On March 16, 2026, between 15:44 and 16:08 UTC, EU customers experienced degraded availability of Intercom's Inbox product. Customers using the Mobile Messenger experienced errors and latency between 16:06 and 16:12 UTC. Fin was not impacted.
The incident was triggered by a cascading failure in our internal telemetry and tracing pipeline, which inadvertently consumed the shared compute capacity of our primary web servers. This prevented normal traffic from being served.
We understand that Intercom is core to how you run your business, and that any downtime directly impacts your ability to serve your own customers. We sincerely apologize for the disruption this caused.
Our application sends all tracing telemetry data to a sampling proxy service (Refinery), which then forwards the sampled data to our tracing provider. This service became unavailable after an out-of-memory (OOM) event terminated running processes. The remaining processes could not absorb the additional load and also crashed. Critically, an undetected configuration error deployed four days earlier prevented any existing or new processes from restarting.

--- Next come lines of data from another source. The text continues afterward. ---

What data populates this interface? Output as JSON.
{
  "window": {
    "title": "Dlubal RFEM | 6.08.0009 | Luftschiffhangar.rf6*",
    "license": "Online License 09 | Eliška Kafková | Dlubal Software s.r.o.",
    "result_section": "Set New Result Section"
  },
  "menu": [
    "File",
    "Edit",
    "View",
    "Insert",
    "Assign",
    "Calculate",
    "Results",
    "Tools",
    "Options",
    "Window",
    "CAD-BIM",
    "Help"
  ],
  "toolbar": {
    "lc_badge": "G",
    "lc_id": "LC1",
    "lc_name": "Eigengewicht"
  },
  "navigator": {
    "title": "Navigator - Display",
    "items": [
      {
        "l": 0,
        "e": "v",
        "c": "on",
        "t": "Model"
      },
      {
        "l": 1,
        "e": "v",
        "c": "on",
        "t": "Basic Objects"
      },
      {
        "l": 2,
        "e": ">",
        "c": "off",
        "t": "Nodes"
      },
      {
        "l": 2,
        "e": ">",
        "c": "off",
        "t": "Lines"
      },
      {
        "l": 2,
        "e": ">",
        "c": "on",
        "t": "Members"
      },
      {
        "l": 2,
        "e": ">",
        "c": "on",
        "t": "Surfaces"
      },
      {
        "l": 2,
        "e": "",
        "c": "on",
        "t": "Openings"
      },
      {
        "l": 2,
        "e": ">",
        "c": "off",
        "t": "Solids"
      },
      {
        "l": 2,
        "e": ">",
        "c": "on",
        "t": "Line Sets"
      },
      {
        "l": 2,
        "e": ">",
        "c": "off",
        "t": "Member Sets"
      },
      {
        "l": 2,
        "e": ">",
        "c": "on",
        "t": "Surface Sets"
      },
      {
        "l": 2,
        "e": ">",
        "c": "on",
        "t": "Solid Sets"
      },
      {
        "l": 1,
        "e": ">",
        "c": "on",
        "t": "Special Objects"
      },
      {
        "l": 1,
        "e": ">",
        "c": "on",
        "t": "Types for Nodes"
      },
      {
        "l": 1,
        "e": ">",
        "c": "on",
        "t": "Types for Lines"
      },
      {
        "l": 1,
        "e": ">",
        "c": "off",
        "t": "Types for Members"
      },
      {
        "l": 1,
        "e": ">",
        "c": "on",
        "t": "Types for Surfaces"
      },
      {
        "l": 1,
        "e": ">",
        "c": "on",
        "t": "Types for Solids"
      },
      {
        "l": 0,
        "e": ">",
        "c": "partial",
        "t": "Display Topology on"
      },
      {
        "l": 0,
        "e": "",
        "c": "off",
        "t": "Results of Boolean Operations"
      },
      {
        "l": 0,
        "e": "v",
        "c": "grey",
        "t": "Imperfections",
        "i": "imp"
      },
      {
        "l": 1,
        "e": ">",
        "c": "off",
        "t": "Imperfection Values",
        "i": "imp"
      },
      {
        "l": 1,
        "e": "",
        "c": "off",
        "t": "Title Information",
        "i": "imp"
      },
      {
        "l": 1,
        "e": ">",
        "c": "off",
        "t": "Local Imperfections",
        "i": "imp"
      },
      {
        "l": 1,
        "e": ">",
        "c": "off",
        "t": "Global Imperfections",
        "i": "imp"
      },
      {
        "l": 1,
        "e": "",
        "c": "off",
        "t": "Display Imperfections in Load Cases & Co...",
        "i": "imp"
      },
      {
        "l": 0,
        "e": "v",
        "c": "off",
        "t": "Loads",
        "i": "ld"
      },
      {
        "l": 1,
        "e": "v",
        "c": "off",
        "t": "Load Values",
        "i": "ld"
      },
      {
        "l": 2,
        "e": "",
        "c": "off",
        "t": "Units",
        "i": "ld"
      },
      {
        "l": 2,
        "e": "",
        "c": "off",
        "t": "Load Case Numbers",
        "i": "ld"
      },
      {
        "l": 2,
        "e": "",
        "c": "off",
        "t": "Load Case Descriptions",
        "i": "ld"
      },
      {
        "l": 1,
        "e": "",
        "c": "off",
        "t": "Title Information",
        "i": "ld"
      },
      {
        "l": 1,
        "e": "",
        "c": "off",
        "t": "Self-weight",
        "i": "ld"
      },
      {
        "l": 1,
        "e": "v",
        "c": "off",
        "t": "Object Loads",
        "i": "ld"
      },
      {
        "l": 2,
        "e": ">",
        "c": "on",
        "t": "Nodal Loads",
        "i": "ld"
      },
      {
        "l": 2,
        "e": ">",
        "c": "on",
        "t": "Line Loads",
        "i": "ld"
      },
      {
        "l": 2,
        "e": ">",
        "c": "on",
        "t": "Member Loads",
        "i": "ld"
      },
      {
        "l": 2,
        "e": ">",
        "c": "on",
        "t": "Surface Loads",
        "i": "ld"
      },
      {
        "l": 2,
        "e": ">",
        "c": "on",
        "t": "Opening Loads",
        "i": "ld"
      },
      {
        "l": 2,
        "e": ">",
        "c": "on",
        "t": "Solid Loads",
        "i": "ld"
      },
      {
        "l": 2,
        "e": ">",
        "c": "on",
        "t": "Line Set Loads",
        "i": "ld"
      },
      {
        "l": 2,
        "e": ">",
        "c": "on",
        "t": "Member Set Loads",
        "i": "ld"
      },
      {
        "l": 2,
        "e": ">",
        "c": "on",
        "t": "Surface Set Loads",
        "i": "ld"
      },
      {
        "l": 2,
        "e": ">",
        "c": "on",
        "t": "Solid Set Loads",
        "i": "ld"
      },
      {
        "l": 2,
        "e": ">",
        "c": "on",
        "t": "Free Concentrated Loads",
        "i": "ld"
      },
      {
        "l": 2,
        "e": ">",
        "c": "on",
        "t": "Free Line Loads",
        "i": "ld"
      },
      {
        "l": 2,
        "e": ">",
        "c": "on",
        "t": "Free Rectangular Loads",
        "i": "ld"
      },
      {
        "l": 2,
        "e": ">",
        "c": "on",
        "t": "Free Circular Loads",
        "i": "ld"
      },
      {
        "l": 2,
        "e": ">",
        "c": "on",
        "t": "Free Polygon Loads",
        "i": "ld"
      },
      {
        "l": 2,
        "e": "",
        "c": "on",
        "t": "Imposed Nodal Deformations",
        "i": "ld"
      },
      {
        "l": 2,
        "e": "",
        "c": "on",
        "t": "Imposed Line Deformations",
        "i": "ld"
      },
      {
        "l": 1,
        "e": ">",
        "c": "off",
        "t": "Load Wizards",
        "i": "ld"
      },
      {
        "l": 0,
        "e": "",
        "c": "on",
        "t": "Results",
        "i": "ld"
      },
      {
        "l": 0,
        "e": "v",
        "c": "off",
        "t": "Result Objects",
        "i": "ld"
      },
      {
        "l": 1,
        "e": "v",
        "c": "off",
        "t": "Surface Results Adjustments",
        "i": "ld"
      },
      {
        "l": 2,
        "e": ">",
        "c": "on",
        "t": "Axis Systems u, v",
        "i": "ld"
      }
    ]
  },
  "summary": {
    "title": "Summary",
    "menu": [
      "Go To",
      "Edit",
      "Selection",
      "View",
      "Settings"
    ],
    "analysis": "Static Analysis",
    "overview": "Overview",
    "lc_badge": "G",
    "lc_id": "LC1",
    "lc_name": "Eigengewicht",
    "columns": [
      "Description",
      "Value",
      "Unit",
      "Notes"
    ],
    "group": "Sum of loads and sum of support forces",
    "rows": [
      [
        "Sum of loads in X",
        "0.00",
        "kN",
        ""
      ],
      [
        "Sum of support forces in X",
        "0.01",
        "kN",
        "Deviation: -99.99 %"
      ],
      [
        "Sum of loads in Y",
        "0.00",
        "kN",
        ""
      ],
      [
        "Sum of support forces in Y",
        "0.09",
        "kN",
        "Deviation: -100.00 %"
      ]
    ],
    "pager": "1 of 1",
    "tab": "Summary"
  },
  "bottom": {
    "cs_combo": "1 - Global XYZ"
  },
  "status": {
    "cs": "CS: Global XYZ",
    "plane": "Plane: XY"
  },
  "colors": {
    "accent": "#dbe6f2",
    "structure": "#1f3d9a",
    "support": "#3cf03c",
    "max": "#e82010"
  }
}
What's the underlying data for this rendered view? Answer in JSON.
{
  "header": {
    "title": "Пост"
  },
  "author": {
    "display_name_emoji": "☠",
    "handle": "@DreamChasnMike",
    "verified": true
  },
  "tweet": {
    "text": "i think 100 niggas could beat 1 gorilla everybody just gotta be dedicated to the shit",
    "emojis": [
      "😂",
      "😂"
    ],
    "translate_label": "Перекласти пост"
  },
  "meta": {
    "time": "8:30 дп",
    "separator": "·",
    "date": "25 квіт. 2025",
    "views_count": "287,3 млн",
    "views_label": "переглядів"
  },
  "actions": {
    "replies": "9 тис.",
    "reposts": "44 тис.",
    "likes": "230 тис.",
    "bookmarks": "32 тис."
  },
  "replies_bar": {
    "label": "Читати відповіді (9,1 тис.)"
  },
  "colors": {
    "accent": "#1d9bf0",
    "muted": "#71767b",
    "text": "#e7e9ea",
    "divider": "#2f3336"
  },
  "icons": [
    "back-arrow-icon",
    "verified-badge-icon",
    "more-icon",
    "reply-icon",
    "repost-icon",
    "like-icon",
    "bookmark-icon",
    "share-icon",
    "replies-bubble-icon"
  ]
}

Our web application fleet proxies browser telemetry data, such as page loading times, to the Refinery on behalf of frontend clients. This forwarding happens as part of the same pool of web server processes that handle all other Inbox API requests, for example, loading conversations, sending replies, and updating assignments.
With Refinery unavailable, each telemetry forwarding request occupied a request serving process for up to 40 seconds due to our timeout settings and exponential backoff on retries (median was ~15s). The incoming rate of requests for frontend telemetry, combined with the slowness in responding, was enough to overwhelm the available server processes and exhaust our capacity. As a result, there were no server processes available to handle normal Inbox traffic. Consequently, EU Inbox requests timed out, returned errors, or had high degrees of latency.
We continue to investigate the root cause of the increased error rate and latency of our Mobile Messenger fleet.
March 12, 16:16: Telemetry change containing a syntax error is merged.
March 16, 15:40:36: Refinery node stops reporting incoming spans; initial failure begins.
15:42:29: Auto-scaling launches a new Refinery node, which immediately fails to start due to the dormant syntax error.
15:43:30: Remaining Refinery nodes take on 200% of normal span volume.
15:43:45: Inbox degradation begins in the EU region.
15:44:34: Emergency auto-scaling for the web fleet begins adding instances.
15:45:00: Refinery load balancer reports 0 healthy targets; complete downstream tracing outage.
15:46:00: Incident automatically declared; engineering and an incident commander are paged and begin investigating.
16:06:00: Latency and errors begin in the Mobile Messenger.
16:06:04: Engineers initiate a manual rollback of the Refinery configuration pipeline. Recovery begins.
16:08:00: Inbox fully recovered.
16:12:00: Mobile Messenger fully recovered.
We have fixed the invalid configuration for the tracing proxy service.
We have added more processes to the tracing proxy service. A loss of a small set of processes should not lead to cascading effects on other processes.
We have moved the browser telemetry trace export off the critical path. Slowdown or errors in the pipeline will no longer consume resources for production traffic.
We revised client settings for the frontend trace export, including reducing the export timeout from 10 seconds to 2 seconds, to limit the impact of telemetry failures on production resources.
We have hardened the validation of configuration changes of the proxy service so that invalid configurations cannot pass our pre-production stages.
We have added additional monitoring and alarming for the detecting the overall health of the proxy service.
We take the reliability of Intercom seriously. This incident exposed gaps in how we deploy and monitor our tracing infrastructure, and in how our telemetry pipeline interacts with our core application. The improvements above address both the immediate trigger and the underlying architectural issues that allowed a telemetry failure to affect customer-facing availability.